PDF(Pubmed)
Abstract:
Lung cancer is one of the most malignant tumors with fastest morbidity and mortality. Small cell lung cancer (SCLC) is the most malignant pathological type of lung cancer with early metastasis and poor prognosis. At present, there is a lack of effective indicators to predict prognosis of SCLC patients. Delta-like 3 protein (DLL3) is selectively expressed on the surface of SCLC and is involved in proliferation and invasion. Neuron-specific enolase (NSE) is an enolase isoenzyme that is generally regarded as a biomarker for SCLC and may correlate with stage of SCLC, prognosis and chemotherapy response. NSE can be influenced by different types of factors.
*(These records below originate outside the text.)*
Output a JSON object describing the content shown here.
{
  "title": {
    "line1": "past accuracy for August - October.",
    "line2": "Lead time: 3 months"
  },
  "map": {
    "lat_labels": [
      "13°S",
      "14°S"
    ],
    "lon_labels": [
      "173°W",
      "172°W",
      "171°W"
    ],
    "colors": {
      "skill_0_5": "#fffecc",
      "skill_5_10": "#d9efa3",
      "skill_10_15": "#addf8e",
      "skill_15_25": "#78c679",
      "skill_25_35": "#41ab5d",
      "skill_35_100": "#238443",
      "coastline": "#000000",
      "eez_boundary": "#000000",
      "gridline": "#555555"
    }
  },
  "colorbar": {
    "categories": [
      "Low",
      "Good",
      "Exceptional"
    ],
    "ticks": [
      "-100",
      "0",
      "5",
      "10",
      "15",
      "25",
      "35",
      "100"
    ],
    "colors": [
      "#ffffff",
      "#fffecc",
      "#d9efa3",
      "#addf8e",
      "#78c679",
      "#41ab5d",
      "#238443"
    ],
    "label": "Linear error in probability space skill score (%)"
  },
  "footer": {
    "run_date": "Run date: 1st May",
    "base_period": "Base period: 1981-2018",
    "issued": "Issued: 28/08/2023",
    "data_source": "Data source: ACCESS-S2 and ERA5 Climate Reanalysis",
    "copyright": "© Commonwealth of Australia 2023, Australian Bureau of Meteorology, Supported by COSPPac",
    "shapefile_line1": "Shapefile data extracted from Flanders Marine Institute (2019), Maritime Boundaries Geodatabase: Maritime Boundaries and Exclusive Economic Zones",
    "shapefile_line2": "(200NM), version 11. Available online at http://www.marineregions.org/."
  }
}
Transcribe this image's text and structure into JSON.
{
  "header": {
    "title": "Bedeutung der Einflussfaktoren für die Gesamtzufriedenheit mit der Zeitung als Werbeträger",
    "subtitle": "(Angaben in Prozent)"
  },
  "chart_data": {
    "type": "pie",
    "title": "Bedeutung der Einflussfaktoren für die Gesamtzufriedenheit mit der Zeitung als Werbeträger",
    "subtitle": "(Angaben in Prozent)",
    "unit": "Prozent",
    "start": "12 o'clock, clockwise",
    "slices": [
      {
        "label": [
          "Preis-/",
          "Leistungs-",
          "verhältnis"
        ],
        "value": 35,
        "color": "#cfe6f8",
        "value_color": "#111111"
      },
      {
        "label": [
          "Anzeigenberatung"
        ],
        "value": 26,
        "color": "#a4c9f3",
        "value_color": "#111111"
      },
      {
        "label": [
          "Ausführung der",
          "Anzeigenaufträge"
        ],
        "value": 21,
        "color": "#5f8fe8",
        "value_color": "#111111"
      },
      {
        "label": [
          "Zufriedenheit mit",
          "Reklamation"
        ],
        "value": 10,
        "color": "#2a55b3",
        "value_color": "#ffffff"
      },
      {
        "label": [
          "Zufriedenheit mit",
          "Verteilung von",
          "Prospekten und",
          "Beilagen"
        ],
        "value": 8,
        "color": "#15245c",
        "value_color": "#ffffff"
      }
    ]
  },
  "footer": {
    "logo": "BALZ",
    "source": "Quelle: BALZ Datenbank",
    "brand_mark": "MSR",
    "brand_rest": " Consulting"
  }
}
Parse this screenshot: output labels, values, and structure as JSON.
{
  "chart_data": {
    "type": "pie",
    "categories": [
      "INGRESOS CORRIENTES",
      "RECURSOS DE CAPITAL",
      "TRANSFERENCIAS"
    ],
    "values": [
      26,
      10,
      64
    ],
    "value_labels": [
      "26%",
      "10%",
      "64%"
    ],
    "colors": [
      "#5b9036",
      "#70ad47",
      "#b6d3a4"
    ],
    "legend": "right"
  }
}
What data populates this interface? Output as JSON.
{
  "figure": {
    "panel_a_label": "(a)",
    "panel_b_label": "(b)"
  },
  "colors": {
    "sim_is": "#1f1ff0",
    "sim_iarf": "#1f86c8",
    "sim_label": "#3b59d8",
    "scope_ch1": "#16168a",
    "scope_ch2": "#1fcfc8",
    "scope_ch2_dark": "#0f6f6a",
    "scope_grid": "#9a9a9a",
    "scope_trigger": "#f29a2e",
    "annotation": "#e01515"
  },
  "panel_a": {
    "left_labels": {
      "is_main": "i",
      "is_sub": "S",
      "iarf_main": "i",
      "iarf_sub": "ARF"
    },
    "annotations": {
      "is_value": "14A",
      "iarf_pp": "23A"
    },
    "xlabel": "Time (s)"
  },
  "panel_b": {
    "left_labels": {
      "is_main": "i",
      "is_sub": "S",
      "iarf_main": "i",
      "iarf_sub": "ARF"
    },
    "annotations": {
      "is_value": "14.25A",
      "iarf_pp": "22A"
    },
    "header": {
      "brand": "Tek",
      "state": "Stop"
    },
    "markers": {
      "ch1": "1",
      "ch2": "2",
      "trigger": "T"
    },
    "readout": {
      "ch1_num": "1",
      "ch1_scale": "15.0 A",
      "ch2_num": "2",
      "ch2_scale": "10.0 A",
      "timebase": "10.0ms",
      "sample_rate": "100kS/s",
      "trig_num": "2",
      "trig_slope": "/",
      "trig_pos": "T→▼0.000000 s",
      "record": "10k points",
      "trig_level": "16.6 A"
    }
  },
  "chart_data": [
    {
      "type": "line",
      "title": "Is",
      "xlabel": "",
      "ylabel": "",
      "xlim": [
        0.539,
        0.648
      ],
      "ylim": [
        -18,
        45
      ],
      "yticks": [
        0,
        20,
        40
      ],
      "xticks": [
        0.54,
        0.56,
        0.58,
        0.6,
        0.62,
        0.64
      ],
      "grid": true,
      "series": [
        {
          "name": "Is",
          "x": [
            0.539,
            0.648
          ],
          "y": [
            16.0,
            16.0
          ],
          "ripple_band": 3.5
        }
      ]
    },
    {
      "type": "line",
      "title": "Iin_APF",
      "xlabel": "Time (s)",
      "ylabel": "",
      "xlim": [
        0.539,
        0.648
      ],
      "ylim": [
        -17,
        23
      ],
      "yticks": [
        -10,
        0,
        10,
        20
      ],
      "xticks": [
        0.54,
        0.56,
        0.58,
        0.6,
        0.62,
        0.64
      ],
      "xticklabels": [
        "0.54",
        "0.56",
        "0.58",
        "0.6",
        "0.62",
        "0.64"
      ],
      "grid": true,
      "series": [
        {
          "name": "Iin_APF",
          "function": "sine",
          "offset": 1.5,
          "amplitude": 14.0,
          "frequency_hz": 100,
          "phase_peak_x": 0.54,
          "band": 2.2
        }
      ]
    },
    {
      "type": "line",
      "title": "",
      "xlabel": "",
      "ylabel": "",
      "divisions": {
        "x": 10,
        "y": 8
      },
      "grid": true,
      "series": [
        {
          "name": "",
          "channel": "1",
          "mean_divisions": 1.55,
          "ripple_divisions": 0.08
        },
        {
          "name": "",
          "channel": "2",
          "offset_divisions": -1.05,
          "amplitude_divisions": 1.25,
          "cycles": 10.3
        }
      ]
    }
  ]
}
To explore the associations between expression levels of DLL3 in tumor tissues with platinum/etoposide chemotherapy response, and assess the prognostic values of DLL3, NSE and other potential prognostic factors in advanced SCLC patients were herein studied. Ninety-seven patients diagnosed with SCLC in Zhongda Hospital from 2014 to 2020 were enrolled in the study. Serum NSE levels were tested using ELISA methods before any treatment. The expression of DLL3 in tumor tissue was detected by Immunohistochemistry (IHC). We investigated the relationship of DLL3 expression with chemotherapy and survival. Progression free survival (PFS) and overall survival (OS) were estimated by the Kaplan-Meier method. Multivariate Cox-proportional hazard regression was used to identify predictors of PFS and OS. DLL3 was detected in 84.5% (82/97) of all patients\' tumor samples by IHC, mainly located on the surface of SCLC cells. Lower DLL3 expression was associated with longer PFS and better chemotherapy response. OS had no significant differences. Multivariate analysis by Cox Hazard model showed that, high DLL3 expression and maximum tumor size >5 cm were independent risk factors for PFS, where NSE < 35 ng/mL and age < 70 were independent prognostic factors for OS. Early stage was independent prognostic factors for PFS and OS (P < .05 log-rank). DLL3 was expressed in the most of SCLCs. DLL3 expression level in the tumor and NSE level in the serum may be useful biomarkers to predict the prognosis of SCLC. DLL3 may be a potential therapeutic target for SCLC in the future.
摘要:
肺癌是发病率和死亡率最高的恶性肿瘤之一。小细胞肺癌(SCLC)是肺癌中恶性程度最高的病理类型,转移早,预后差。目前,缺乏预测SCLC患者预后的有效指标。Delta-like3蛋白(DLL3)在SCLC表面选择性表达,并参与增殖和侵袭。神经元特异性烯醇化酶(NSE)是一种烯醇化酶同工酶,通常被认为是SCLC的生物标志物,可能与SCLC的分期相关。预后和化疗反应。NSE可以受到不同类型因素的影响。探讨DLL3在肿瘤组织中的表达水平与铂/依托泊苷化疗反应的关系。并评估DLL3,NSE和其他潜在预后因素在晚期SCLC患者中的预后价值。2014年至2020年在中大医院诊断为SCLC的97例患者被纳入研究。在任何处理之前使用ELISA方法测试血清NSE水平。免疫组化(IHC)法检测肿瘤组织中DLL3的表达。我们研究了DLL3表达与化疗和生存率的关系。通过Kaplan-Meier方法估计无进展生存期(PFS)和总生存期(OS)。多变量Cox比例风险回归用于确定PFS和OS的预测因子。通过IHC在所有患者的84.5%(82/97)的肿瘤样本中检测到DLL3,主要位于SCLC细胞表面。较低的DLL3表达与较长的PFS和较好的化疗反应相关。OS无显著差异。CoxHazard模型的多变量分析表明,高DLL3表达和最大肿瘤大小>5cm是PFS的独立危险因素,其中NSE<35ng/mL和年龄<70岁是OS的独立预后因素。早期是影响PFS和OS的独立预后因素(P<0.05log-rank)。DLL3在大多数SCLC中表达。肿瘤中DLL3表达水平和血清中NSE水平可能是预测SCLC预后的有用生物标志物。DLL3可能是未来SCLC的潜在治疗靶点。